Documentation Experience Platform Data Science Workspace Guide

Data Science Workspace overview

Last update: Mon Aug 14 2023 00:00:00 GMT+0000 (Coordinated Universal Time)

Topics:
Data Science Workspace

CREATED FOR:

User
Developer

NOTE

Please note that the presence of documentation about a feature on Experience League does not guarantee its availability to every customer. This feature is only available to existing customers who purchased an Adobe Experience Platform or Adobe Experience Platform Intelligence License. Please refer to the official product description to understand features and other details associated with your purchased SKUs/products.

Adobe Experience Platform Data Science Workspace uses machine learning and artificial intelligence to unleash insights from your data. Integrated into Adobe Experience Platform, Data Science Workspace helps you make predictions using your content and data assets across Adobe solutions.

Data scientists of all skill levels will find sophisticated, easy-to-use tools that support rapid development, training, and tuning of machine learning recipes - all the benefits of AI technology, without the complexity.

With Data Science Workspace, data scientists can easily create intelligent services APIs - powered by machine learning. These services work with other Adobe services, including Adobe Target and Adobe Analytics Cloud, to help you automate personalized, targeted digital experiences in web, desktop, and mobile apps.

This guide provides an overview of the key concepts related to Data Science Workspace.

Introduction

Today’s enterprise puts a high priority on mining big data for predictions and insights that will help them personalize customer experiences and deliver more value to customers - and to the business.
As important as it is, getting from data to insights can come at a high cost. It typically requires skilled data scientists who conduct intensive and time-consuming data research to develop machine-learning models, or recipes, which power intelligent services. The process is lengthy, the technology is complex, and skilled data scientists can be hard to find.

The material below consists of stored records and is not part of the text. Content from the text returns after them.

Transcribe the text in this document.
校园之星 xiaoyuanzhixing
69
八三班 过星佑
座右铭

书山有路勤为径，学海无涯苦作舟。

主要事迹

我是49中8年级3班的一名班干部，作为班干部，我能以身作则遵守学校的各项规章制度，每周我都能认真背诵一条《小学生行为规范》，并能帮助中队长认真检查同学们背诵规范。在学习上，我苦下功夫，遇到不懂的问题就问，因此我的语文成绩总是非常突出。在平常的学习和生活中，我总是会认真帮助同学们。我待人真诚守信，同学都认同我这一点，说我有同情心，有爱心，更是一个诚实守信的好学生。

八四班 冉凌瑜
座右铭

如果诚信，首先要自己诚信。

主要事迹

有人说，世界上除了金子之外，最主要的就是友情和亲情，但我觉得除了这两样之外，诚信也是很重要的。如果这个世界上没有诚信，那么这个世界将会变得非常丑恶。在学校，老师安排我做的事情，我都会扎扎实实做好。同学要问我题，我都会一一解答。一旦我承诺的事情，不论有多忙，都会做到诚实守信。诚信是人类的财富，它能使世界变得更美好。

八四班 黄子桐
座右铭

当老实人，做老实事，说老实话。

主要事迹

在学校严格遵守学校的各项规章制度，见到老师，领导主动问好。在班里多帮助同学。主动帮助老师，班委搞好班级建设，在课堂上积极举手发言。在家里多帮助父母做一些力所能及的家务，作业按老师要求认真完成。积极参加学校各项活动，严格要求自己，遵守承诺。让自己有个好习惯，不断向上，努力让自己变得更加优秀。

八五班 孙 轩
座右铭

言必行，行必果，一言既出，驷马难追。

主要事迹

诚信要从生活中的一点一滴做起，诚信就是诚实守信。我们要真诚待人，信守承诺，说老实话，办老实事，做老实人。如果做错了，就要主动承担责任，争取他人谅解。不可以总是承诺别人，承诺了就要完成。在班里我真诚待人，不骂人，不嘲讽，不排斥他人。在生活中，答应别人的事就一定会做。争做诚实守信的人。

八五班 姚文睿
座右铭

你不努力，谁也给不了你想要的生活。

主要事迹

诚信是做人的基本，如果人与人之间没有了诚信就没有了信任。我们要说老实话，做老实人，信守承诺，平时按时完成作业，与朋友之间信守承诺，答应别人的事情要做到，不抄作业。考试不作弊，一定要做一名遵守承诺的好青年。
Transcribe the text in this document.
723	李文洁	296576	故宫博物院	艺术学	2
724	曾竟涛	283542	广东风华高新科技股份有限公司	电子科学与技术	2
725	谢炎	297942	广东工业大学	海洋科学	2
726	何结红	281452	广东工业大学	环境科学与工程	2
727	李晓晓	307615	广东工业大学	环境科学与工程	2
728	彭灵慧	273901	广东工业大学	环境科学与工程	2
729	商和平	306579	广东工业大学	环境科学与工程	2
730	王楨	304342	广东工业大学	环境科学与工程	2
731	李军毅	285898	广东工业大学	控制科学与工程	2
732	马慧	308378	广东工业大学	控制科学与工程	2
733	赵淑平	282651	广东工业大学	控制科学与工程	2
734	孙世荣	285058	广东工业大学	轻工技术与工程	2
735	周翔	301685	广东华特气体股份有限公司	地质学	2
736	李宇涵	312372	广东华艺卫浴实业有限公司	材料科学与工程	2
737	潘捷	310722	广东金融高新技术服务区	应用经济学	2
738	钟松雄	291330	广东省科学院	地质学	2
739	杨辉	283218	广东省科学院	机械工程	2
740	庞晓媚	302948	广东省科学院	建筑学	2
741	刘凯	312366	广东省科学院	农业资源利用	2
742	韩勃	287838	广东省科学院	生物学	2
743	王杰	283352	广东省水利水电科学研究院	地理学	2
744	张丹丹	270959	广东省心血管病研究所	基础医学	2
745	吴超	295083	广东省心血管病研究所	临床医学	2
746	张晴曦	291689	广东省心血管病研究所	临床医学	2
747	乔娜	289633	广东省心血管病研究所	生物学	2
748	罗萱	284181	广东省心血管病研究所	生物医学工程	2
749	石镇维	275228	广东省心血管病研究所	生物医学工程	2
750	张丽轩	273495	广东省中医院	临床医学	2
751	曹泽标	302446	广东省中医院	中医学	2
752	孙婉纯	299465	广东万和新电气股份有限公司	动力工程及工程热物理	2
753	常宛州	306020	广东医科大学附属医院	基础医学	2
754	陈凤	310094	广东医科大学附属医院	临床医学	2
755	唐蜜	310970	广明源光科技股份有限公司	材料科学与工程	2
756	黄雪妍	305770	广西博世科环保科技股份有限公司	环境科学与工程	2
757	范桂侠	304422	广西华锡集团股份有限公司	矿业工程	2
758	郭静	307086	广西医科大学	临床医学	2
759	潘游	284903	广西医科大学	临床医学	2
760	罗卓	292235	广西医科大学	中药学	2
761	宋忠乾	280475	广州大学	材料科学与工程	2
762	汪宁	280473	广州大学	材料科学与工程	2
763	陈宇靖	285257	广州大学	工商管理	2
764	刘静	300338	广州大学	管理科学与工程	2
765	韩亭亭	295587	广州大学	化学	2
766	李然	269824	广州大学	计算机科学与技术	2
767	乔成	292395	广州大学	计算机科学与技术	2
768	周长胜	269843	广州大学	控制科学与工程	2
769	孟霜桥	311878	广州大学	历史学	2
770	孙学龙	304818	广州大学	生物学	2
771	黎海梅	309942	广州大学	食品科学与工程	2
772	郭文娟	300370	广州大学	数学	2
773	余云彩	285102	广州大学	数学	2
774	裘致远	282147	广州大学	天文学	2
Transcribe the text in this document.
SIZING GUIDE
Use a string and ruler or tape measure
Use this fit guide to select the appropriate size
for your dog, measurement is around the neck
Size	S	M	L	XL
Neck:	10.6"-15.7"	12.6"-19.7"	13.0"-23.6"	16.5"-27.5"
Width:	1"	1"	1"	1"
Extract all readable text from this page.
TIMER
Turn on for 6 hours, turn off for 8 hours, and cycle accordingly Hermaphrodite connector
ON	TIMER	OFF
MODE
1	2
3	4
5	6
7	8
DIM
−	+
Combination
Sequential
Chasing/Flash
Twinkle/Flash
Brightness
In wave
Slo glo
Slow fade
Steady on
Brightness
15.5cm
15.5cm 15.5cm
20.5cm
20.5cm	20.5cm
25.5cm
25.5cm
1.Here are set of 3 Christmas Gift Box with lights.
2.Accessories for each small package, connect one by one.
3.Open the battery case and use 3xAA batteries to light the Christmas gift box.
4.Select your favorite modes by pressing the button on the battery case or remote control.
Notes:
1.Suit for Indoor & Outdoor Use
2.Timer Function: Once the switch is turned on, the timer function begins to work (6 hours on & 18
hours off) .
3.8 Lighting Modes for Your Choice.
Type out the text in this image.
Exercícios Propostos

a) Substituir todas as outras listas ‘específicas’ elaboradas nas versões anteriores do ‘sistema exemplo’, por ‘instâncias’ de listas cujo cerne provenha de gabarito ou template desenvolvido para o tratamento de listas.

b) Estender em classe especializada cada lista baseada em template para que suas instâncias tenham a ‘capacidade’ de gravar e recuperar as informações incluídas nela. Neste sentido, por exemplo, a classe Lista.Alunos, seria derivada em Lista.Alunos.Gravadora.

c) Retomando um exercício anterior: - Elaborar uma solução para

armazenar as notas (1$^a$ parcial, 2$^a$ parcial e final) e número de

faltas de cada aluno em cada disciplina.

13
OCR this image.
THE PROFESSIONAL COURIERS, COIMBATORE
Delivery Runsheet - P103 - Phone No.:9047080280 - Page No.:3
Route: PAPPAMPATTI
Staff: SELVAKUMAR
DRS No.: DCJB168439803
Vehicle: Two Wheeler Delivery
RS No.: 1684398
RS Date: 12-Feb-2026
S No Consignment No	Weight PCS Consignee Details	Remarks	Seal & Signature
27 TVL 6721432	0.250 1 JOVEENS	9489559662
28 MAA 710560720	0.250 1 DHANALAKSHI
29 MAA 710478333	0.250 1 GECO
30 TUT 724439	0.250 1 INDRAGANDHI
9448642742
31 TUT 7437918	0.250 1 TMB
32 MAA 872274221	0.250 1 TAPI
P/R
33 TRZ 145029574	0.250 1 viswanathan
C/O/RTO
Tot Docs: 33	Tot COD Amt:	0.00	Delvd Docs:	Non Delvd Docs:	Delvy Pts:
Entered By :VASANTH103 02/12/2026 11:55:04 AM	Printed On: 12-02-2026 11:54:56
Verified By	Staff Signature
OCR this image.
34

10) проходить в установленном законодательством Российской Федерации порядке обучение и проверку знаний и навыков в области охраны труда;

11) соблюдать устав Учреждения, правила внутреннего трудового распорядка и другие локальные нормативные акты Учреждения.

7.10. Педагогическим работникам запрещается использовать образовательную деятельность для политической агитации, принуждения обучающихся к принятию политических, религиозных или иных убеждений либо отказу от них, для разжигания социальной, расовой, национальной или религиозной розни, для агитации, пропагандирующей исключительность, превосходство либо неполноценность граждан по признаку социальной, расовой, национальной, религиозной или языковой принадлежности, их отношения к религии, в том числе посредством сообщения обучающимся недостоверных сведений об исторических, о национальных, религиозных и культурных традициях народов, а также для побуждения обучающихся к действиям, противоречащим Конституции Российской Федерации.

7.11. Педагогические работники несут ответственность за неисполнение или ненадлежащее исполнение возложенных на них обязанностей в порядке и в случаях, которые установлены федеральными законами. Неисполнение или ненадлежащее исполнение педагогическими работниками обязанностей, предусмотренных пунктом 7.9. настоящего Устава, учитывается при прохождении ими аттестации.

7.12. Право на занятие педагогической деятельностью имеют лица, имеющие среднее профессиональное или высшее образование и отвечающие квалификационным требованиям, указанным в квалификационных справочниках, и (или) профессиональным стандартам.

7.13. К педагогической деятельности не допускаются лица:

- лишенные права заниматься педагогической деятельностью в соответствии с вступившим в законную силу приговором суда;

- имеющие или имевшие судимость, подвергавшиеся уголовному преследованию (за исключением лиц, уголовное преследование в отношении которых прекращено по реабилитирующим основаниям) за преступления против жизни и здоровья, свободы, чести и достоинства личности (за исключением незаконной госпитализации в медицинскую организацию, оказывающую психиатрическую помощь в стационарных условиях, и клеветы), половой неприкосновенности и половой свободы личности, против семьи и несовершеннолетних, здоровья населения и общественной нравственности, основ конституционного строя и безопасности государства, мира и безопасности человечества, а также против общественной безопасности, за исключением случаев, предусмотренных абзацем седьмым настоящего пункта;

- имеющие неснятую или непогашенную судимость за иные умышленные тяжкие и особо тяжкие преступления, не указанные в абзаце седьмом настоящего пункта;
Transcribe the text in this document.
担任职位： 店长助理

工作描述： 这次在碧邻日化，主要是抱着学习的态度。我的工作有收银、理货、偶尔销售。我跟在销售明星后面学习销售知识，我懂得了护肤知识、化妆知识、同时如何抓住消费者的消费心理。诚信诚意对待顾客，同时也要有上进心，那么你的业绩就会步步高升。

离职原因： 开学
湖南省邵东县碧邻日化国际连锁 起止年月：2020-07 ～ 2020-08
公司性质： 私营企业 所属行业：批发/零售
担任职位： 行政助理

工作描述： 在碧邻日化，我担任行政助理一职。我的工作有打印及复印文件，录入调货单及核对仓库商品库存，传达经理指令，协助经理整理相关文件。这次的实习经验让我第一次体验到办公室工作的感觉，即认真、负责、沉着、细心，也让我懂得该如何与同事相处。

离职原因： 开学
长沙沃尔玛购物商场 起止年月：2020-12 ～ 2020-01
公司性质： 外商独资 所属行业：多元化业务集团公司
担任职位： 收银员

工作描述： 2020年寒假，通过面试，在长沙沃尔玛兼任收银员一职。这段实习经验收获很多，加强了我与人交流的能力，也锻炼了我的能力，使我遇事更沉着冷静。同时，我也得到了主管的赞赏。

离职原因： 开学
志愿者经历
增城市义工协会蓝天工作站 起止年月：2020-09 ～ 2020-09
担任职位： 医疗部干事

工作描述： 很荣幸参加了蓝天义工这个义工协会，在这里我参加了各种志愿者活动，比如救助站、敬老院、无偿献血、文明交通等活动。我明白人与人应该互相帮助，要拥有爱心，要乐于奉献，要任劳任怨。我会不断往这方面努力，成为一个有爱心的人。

With Data Science Workspace, Adobe Experience Platform allows you to bring experience-focused AI across the enterprise, streamlining and accelerating data-to-insights-to-code with:

A machine learning framework and runtime
Integrated access to your data stored in Adobe Experience Platform
A unified data schema built on Experience Data Model (XDM)
The computing power essential for machine learning/AI and managing big datasets
Prebuilt machine learning recipes to accelerate the leap into AI-driven experiences
Simplified authoring, reuse, and modification of recipes for data scientists of varied skill levels
Intelligent service publishing and sharing in just a few clicks - without a developer - and monitoring and retraining for continuous optimization of personalized customer experiences

Data scientists of all skill levels will achieve insights faster and more effective digital experiences sooner.

Getting started

Before diving into the details of Data Science Workspace, here is a brief summary of the key terms:

Term

Definition

Data Science Workspace

Data Science Workspace within Experience Platform enables customers to create machine learning models utilizing data across Experience Platform and Adobe Solutions to generate intelligent insights and predictions to weave delightful end-user digital experiences.

Artificial Intelligence

Artificial intelligence is a theory and development of computer systems that are able to perform tasks that normally require human intelligence, such as visual perception, speech recognition, decision-making, and translation between languages.

Machine Learning

Machine learning is the field of study that enables computers the ability to learn without being explicitly programmed.

Sensei ML Framework

Sensei ML Framework is a unified machine learning framework across Adobe that leverages data on Experience Platform to empower data scientists in the development of machine learning driven intelligence services in a faster, scalable and reusable manner.

Experience Data Model

Experience Data Model (XDM) is the standardization effort lead by Adobe to define standard schemas such as Profile and ExperienceEvent, for Customer Experience Management.

JupyterLab

JupyterLab is an open-source web-based interface for Project Jupyter and is tightly integrated into Experience Platform.

Recipes

A recipe is Adobe’s term for a model specification and is a top-level container representing a specific machine learning, AI algorithm or ensemble of algorithms, processing logic, and configuration required to build and execute a trained model and hence help solve specific business problems.

Model

A model is an instance of a machine learning recipe that is trained using historical data and configurations to solve for a business use case.

Training

Training is the process of learning patterns and insights from labeled data.

Trained Model

A trained model represents the executable output of a model training process, in which a set of training data was applied to the model instance. A trained model will maintain a reference to any intelligent web service that is created from it. The trained model is suitable for scoring and creating an intelligent web service. Modifications to a trained model can be tracked as a new version.

Scoring

Scoring is the process of generating insights from data using a trained model.

Service

A deployed service exposes functionality of an artificial intelligence, machine learning model or advanced algorithm through an API so that it can be consumed by other services or applications to create intelligent apps.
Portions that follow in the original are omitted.